Come on, that is some super small percentage of the overall population.
That's not the point. The point is that children can be separated from a parent without lasting emotional trauma (or ANY emotional trauma). And, OP's kids don't have to worry about her getting shot at or blown up like military kids do. So this situation is much better.
Military families make ends meet. They dedicated themselves to the military knowing ahead what the outcome could be.
This sounds like some elite working mom that has nannies raising the kids anyway. Will probably ship them off to boarding school soon enough.
Anonymous wrote:Anonymous wrote:Anonymous wrote:Anonymous wrote:Anonymous wrote:Anonymous wrote:Many thanks to the PPs who took the time to write supportive responses. Bedtime tonight was the usual wrangle, but as I got them to wind down I had that sinking feeling as I thought about how much I'm going to miss them. But yes, I am doing this for them even more than for myself.

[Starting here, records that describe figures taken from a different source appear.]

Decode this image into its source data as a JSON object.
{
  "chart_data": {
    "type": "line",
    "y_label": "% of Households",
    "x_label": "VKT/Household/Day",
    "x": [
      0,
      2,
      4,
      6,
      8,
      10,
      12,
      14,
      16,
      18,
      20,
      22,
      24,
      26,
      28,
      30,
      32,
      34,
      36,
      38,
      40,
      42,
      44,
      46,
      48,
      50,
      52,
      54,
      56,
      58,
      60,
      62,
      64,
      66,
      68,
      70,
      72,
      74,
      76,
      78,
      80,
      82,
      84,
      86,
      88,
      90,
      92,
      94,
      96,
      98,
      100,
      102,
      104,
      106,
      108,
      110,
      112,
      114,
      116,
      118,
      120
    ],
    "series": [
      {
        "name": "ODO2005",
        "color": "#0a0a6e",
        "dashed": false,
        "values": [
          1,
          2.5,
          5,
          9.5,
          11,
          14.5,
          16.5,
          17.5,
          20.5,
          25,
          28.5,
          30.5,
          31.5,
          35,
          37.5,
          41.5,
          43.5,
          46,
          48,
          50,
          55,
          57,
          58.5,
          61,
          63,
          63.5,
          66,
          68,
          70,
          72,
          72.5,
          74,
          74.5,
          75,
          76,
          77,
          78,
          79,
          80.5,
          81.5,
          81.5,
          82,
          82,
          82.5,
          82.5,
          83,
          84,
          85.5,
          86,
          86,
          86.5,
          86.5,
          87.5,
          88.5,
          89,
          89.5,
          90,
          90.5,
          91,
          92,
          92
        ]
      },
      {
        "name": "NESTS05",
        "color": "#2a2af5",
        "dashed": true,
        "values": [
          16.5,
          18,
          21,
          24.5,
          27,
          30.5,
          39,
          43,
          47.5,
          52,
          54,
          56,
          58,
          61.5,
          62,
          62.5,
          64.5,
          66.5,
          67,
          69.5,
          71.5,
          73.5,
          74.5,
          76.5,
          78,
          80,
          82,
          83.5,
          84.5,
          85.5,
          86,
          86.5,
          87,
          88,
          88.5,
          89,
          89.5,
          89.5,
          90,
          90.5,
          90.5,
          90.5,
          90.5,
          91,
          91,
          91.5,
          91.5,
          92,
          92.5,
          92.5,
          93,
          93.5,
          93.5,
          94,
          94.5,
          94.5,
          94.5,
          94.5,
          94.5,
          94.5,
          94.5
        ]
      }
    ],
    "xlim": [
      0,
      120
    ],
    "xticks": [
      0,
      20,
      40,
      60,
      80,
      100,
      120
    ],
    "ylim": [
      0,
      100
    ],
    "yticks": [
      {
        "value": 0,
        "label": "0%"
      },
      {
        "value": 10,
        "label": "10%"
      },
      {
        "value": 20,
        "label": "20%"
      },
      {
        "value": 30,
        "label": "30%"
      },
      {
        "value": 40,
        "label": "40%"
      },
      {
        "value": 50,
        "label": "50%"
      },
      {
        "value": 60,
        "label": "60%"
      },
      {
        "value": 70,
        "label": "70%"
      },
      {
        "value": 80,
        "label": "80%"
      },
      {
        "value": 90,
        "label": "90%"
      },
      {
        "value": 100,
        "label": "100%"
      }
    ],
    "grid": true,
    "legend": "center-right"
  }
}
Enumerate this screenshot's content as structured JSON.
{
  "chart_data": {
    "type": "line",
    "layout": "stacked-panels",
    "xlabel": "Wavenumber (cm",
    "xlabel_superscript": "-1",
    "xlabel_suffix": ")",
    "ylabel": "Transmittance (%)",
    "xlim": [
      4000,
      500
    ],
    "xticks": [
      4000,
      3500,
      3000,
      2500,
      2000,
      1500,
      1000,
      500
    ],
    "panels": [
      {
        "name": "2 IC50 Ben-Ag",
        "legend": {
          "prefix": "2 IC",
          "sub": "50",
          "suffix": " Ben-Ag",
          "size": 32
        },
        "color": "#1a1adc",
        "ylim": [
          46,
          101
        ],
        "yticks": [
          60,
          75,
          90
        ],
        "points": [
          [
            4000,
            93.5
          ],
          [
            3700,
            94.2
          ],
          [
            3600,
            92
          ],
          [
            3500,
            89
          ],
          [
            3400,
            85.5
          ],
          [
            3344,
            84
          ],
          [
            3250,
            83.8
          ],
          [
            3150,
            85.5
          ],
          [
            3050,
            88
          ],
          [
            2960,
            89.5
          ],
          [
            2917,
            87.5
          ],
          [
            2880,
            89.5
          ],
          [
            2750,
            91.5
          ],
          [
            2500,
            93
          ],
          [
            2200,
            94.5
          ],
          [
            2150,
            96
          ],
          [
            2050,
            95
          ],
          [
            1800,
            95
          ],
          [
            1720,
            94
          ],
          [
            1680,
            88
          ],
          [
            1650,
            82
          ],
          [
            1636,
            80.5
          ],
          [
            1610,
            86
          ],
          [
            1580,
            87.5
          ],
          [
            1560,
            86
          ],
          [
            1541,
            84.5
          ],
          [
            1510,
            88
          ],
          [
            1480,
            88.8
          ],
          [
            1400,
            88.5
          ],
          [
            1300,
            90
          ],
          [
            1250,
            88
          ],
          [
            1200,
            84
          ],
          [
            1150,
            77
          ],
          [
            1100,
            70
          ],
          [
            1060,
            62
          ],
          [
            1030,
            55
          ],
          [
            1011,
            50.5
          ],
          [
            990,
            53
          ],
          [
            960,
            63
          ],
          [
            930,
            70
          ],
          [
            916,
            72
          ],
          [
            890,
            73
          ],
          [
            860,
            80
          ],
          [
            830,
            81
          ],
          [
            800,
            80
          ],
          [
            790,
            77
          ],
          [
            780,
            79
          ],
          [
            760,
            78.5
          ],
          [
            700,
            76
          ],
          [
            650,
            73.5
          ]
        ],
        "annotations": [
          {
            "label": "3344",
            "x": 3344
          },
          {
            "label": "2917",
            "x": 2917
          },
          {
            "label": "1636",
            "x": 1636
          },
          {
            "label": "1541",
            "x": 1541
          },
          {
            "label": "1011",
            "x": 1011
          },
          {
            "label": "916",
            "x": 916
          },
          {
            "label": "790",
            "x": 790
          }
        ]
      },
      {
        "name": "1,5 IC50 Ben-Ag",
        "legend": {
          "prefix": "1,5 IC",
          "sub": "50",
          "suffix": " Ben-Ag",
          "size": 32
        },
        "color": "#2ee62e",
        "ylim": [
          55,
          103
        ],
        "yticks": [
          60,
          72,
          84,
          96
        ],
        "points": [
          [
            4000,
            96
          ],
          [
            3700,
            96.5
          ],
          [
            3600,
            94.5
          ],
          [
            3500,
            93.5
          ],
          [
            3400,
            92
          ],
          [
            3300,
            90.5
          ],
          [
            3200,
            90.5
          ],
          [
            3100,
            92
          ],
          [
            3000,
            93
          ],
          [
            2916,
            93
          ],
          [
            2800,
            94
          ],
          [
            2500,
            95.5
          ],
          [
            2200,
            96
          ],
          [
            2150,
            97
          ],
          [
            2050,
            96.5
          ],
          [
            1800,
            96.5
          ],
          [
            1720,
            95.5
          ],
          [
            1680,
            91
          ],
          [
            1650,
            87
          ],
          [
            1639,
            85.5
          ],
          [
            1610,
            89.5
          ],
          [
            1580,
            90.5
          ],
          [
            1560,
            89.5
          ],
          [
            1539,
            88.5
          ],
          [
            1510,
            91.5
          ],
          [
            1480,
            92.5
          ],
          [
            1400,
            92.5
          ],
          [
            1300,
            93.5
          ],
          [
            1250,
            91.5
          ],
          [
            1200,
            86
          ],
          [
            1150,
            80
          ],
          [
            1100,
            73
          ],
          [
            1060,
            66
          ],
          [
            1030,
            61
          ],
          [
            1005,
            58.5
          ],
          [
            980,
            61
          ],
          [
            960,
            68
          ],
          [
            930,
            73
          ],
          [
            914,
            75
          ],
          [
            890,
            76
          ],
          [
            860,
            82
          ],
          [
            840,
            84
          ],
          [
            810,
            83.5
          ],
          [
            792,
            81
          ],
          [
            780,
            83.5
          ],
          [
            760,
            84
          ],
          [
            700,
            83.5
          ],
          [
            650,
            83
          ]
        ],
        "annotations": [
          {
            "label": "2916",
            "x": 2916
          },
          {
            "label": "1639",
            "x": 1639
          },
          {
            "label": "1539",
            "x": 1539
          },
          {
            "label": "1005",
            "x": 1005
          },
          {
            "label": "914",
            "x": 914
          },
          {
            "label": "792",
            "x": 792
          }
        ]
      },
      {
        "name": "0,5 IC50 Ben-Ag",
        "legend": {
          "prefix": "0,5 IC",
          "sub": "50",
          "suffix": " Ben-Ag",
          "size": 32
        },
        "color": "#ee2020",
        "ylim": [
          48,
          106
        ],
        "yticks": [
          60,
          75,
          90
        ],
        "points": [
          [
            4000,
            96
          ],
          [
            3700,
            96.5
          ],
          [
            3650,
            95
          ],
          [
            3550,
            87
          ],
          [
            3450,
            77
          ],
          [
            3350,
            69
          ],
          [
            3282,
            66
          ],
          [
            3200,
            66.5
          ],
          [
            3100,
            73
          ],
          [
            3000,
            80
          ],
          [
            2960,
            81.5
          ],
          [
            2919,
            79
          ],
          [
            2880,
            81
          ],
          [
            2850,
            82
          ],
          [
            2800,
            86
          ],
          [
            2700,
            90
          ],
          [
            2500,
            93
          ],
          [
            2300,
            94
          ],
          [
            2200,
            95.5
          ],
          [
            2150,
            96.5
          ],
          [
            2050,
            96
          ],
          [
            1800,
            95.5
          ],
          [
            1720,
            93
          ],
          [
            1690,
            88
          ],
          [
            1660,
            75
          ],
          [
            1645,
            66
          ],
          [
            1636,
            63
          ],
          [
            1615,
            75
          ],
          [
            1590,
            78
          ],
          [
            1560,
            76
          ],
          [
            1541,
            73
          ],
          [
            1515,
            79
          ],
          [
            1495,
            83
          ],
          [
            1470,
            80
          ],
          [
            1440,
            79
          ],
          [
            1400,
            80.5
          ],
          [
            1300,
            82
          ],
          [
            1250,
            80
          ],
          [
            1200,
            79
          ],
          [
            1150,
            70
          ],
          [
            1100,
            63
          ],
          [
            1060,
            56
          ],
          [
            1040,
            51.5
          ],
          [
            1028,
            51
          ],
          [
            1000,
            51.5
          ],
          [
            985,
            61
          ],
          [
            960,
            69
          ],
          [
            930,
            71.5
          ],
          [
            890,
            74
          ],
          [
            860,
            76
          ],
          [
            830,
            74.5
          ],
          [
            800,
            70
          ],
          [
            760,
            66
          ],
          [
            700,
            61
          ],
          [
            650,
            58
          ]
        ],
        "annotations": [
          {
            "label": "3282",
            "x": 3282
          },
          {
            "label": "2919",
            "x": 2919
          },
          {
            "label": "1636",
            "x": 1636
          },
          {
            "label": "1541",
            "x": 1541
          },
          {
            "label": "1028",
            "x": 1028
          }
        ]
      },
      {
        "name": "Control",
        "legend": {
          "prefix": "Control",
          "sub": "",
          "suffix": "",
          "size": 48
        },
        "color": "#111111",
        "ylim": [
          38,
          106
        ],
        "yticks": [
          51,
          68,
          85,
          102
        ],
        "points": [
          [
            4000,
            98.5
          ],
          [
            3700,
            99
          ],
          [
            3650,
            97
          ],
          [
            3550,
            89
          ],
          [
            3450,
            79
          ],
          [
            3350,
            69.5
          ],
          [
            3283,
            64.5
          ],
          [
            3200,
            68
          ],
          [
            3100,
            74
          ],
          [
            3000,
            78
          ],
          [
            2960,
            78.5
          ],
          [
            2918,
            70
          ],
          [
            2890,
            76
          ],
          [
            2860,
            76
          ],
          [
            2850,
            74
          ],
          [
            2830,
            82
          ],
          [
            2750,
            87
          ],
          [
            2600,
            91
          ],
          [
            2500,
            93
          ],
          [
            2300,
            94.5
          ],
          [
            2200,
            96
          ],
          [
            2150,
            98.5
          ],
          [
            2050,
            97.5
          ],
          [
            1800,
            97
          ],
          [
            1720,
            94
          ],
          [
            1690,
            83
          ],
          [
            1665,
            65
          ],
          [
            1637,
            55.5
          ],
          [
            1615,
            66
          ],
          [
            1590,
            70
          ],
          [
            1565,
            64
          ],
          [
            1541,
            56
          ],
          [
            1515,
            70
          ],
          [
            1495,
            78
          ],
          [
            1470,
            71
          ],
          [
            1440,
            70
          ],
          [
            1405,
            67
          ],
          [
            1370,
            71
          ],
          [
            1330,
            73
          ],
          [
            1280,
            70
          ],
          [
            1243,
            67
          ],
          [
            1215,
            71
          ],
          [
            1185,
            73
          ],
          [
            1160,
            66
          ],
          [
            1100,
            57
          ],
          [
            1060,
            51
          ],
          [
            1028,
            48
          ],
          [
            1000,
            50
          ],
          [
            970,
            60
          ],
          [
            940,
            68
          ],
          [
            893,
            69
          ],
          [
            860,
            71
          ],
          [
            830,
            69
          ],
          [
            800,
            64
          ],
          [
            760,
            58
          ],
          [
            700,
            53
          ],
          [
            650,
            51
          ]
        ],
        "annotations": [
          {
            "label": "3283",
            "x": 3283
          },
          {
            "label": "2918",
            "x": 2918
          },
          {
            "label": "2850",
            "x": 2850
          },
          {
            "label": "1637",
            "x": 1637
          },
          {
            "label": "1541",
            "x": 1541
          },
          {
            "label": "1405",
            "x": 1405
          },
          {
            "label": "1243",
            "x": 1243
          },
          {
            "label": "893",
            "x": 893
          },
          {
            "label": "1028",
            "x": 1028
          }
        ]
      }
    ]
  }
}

lol keep telling yourself that.
How so?
Well, let's see. If I don't go, I will be fired and will never work in this industry again as I will burn every bridge I've built over a decade. Without my salary, we won't be able to pay our mortgage. Those seem like important reasons to me. I understand that you disagree, but it isn't your life or family. I am doing what I think is best and I'm not questioning my decision.
Can I ask you honestly:
Do you really think they would fire you?
Aren't you being dramatic about never working in the industry because you chose not to leave your kids for three months?
I can't imagine a workplace would fire someone.
Couldn't you find another job?
You seem naive. Do you work?
Yes I do work.
Anonymous wrote:OP here. Amongst the needless barbs being thrown at me from all directions, there are a bunch of excellent ideas here. I really appreciate everyone's input!
This thread also has been an eye opener. Rabenmutter? Really?
Anonymous wrote:Anonymous wrote:Anonymous wrote:YOu guys know that military families and even state department families on some postings do this all the time right? And for longer than three months? It seems so unbelievably naive and sheltered to think this is unheard of. For some it really is the norm and you know what, they survive.
Come on, that is some super small percentage of the overall population.
That's not the point. The point is that children can be separated from a parent without lasting emotional trauma (or ANY emotional trauma). And, OP's kids don't have to worry about her getting shot at or blown up like military kids do. So this situation is much better.
Anonymous wrote:Honestly? I would pass on the assignment, up to and including resigning. I know it's not what you want to hear, but there's no way I'd leave my kids (2 and 5) for three months.
My DH did a 3-month stint overseas when our first was 2, and his relationship with DC hasn't really ever recovered. It has made me extremely conservative about spending time apart as a family. I feel for military families who deal with deployments -- it is incredibly tough.
Anonymous wrote:Anonymous wrote:YOu guys know that military families and even state department families on some postings do this all the time right? And for longer than three months? It seems so unbelievably naive and sheltered to think this is unheard of. For some it really is the norm and you know what, they survive.
Come on, that is some super small percentage of the overall population.